Family involvement is a crucial part of both palliative and hospice care.

“A serious illness is experienced by the person who is ill [as well as by] their family, biologic or chosen,” says Dr. Martha Twaddle, chief medical officer of Midwest Palliative and Hospice CareCenter, a nonprofit community-based program headquartered in Glenview. “We seek to be sure that the family knows what the person wants; what is most important now. And together, they can set the goals of care. Our goal is to help patients and families make informed choices and to be sure that the care they receive is meaningful and provides true quality to their lives. This is important, regardless of the stage of illness.”

For Sam Cassato and his family, the move from palliative care to hospice was a comfort, according to Cassato’s daughter, Margaret Lamason. Eight years ago, Cassato was diagnosed with pulmonary fibrosis. The chronic lung disease didn’t dramatically affect him for five years.
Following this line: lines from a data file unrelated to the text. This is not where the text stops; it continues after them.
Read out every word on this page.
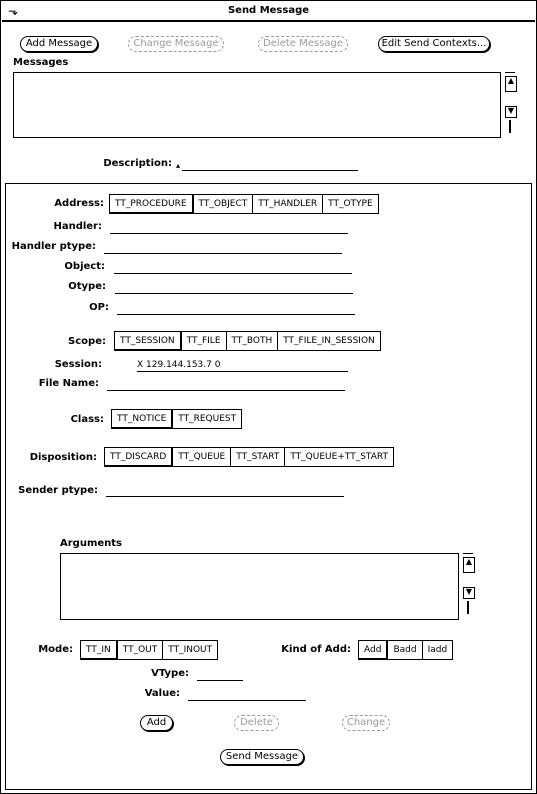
⬎	Send Message
Add Message	Change Message	Delete Message	Edit Send Contexts...
Messages
▲
▼
Description: ▴
Address:	TT_PROCEDURE	TT_OBJECT	TT_HANDLER	TT_OTYPE
Handler:
Handler ptype:
Object:
Otype:
OP:
Scope:	TT_SESSION	TT_FILE	TT_BOTH	TT_FILE_IN_SESSION
Session:	X 129.144.153.7 0
File Name:
Class:	TT_NOTICE	TT_REQUEST
Disposition:	TT_DISCARD	TT_QUEUE	TT_START	TT_QUEUE+TT_START
Sender ptype:
Arguments
▲
▼
Mode:	TT_IN	TT_OUT	TT_INOUT	Kind of Add:	Add	Badd	Iadd
VType:
Value:
Add	Delete	Change
Send Message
Then, at age 85—three years ago—things changed.

Lamason, a construction project director and consultant, was working on a job at Midwest and came to know Twaddle. “She (Twaddle) asked me, ‘Do your parents have a plan for what they should do if they find one or the other unresponsive?’” Lamason says. “I knew they had discussed their wishes about what to do at the end, but they hadn’t discussed this. It was an eye-opener for me and my siblings because that was a likely scenario at their age and living by themselves in their home.” (Cassato’s wife Marjorie was 84 at the time.)

The conversations that followed between Twaddle and Cassato and his family were not about a crisis at hand, but about how Cassato wanted to live with his disease at home. At every step of the way, Twaddle and the palliative care team worked in tandem with Cassato’s other doctors and with him to maintain the most active and normal lifestyle despite any treatments.

By January 2012, Twaddle noticed a decline in Cassato’s condition and began seeing him more regularly. “He was concerned about my mom [how she would get by],” Lamason says. “And at one point, Dr. Twaddle suggested we consider transferring to hospice care. That started last June.

“At the time, we all thought he had six months to live, which we took as a blow—it was tough to hear that diagnosis. But it became a huge gift to [have direction and structure as we started] recognizing that the decline was going to continue.”

Even though in hospice care, Cassato remained fairly active. He couldn’t drive anymore, but he would get showered and dressed every day even if the time out of bed was limited. He wanted to live a normal life while at home, his daughter says. But eventually, even the simplest tasks became too much for him physically, and Cassato was moved into the Marshak Family Hospice Pavilion at Midwest. He was there for 12 days with members of his large family (7 kids, 21 grandkids and 5 great-grandkids) by his side at all times. Then in late May, after being in hospice for nearly a year, Sam Cassato passed away in the night, with his eldest son by his bedside. He was 88.

“I think my dad lived as long as he did because he was in hospice,” says Lamason. “He knew that stress [affected] his health, and the objective was to reduce his stress. He was given a gift of life because had we not known [his condition] that early, I don’t think his stress would have been managed, and he would have declined quicker.

“The misconception is that people call hospice when they throw in the towel and are ready to die. Nothing could be further from the truth for us. He had the desired outcome of having a wonderful, peaceful death instead of fearing it,” she says. “We’re all thankful.”